Michaela Healy, 22, a cook in San Francisco, has been fascinated with tattoos since she was 10 years old, growing up in Encinitas, in San Diego County. That’s when her older sister brought over a friend who had a tattoo of a huge tiki god on his shoulder. “I saw him the day he got it,” she said.

Teenage tattoo

Before her 18th birthday, she got her own first tattoo - the name of her favorite band, the ska band No Doubt - on her upper back.

Since then, she’s gotten others, but the one that stands out artistically is a color rendering of the cover of her favorite comic serial, “Strangers in Paradise,” with art by Terry Moore.

“The cover tells the whole story of the book,” Healy said. “Sex, drugs, government conspiracy, struggling with sexuality, mercenaries, assassins and, ultimately, love.”

She doesn’t mind being asked about her tattoos, which happens often. “That’s OK,” she said. “It’s half the reason I have them. This is the art that I’ve chosen to put out there.”

Illustrations from beloved books can have emotional power beyond words, as Ken Samuels, 44, a San Francisco bookseller, will attest.

On both arms, he has tattoos of illustrations from his favorite children’s books, including Max from “Where the Wild Things Are,” Harold from “Harold and the Purple Crayon,” Peter from “The Snowy Day,” Thelonious Monk from “Mysterious Thelonious” and Ferdinand the Bull.

“These books made me love reading,” he said. “I loved the characters’ persistence and creativity in the face of difficulties and their ultimately successful journeys home.”

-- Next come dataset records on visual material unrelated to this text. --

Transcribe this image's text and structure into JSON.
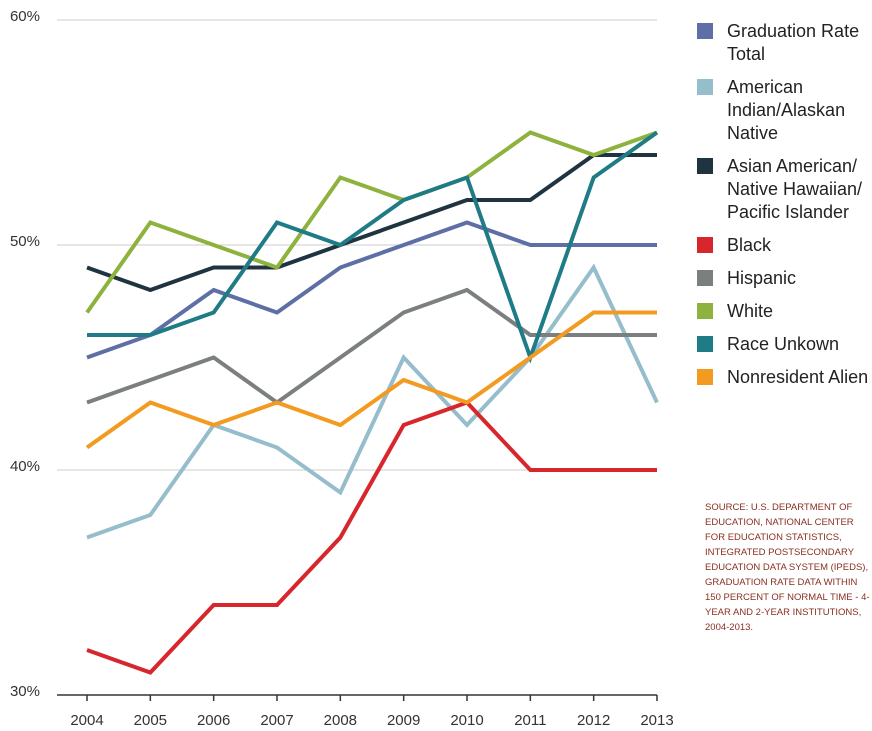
{
  "chart_data": {
    "type": "line",
    "x": [
      2004,
      2005,
      2006,
      2007,
      2008,
      2009,
      2010,
      2011,
      2012,
      2013
    ],
    "xlim": [
      2004,
      2013
    ],
    "xticks": [
      2004,
      2005,
      2006,
      2007,
      2008,
      2009,
      2010,
      2011,
      2012,
      2013
    ],
    "ylim": [
      30,
      60
    ],
    "yticks": [
      {
        "value": 30,
        "label": "30%"
      },
      {
        "value": 40,
        "label": "40%"
      },
      {
        "value": 50,
        "label": "50%"
      },
      {
        "value": 60,
        "label": "60%"
      }
    ],
    "grid": true,
    "series": [
      {
        "name": "Graduation Rate Total",
        "color": "#5d6fa5",
        "values": [
          45,
          46,
          48,
          47,
          49,
          50,
          51,
          50,
          50,
          50
        ]
      },
      {
        "name": "American Indian/Alaskan Native",
        "color": "#96bdcb",
        "values": [
          37,
          38,
          42,
          41,
          39,
          45,
          42,
          45,
          49,
          43
        ]
      },
      {
        "name": "Asian American/ Native Hawaiian/ Pacific Islander",
        "color": "#1f3440",
        "values": [
          49,
          48,
          49,
          49,
          50,
          51,
          52,
          52,
          54,
          54
        ]
      },
      {
        "name": "Black",
        "color": "#d7262c",
        "values": [
          32,
          31,
          34,
          34,
          37,
          42,
          43,
          40,
          40,
          40
        ]
      },
      {
        "name": "Hispanic",
        "color": "#7b7f7f",
        "values": [
          43,
          44,
          45,
          43,
          45,
          47,
          48,
          46,
          46,
          46
        ]
      },
      {
        "name": "White",
        "color": "#8db33e",
        "values": [
          47,
          51,
          50,
          49,
          53,
          52,
          53,
          55,
          54,
          55
        ]
      },
      {
        "name": "Race Unkown",
        "color": "#1f7b86",
        "values": [
          46,
          46,
          47,
          51,
          50,
          52,
          53,
          45,
          53,
          55
        ]
      },
      {
        "name": "Nonresident Alien",
        "color": "#f39a21",
        "values": [
          41,
          43,
          42,
          43,
          42,
          44,
          43,
          45,
          47,
          47
        ]
      }
    ],
    "source": "SOURCE: U.S. DEPARTMENT OF EDUCATION, NATIONAL CENTER FOR EDUCATION STATISTICS, INTEGRATED POSTSECONDARY EDUCATION DATA SYSTEM (IPEDS), GRADUATION RATE DATA WITHIN 150 PERCENT OF NORMAL TIME - 4-YEAR AND 2-YEAR INSTITUTIONS, 2004-2013."
  }
}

Samuels didn’t get his first tattoo until he was in his mid-30s. “I became reacquainted with these books when my nephews were little boys,” he said, “and I got the tattoos in tribute to them and their future journeys into the world.”

Whether they inscribe themselves with words or illustrations, a good portion of San Francisco artists, book lovers and wordsmiths are likely to continue to find personal expression in tattoos.

Poet Addonizio - who has five tattoos, but no text yet - is discerning. She is taking her time.

“As soon as I find the right words,” she said, “they’ll be inked somewhere on my skin.”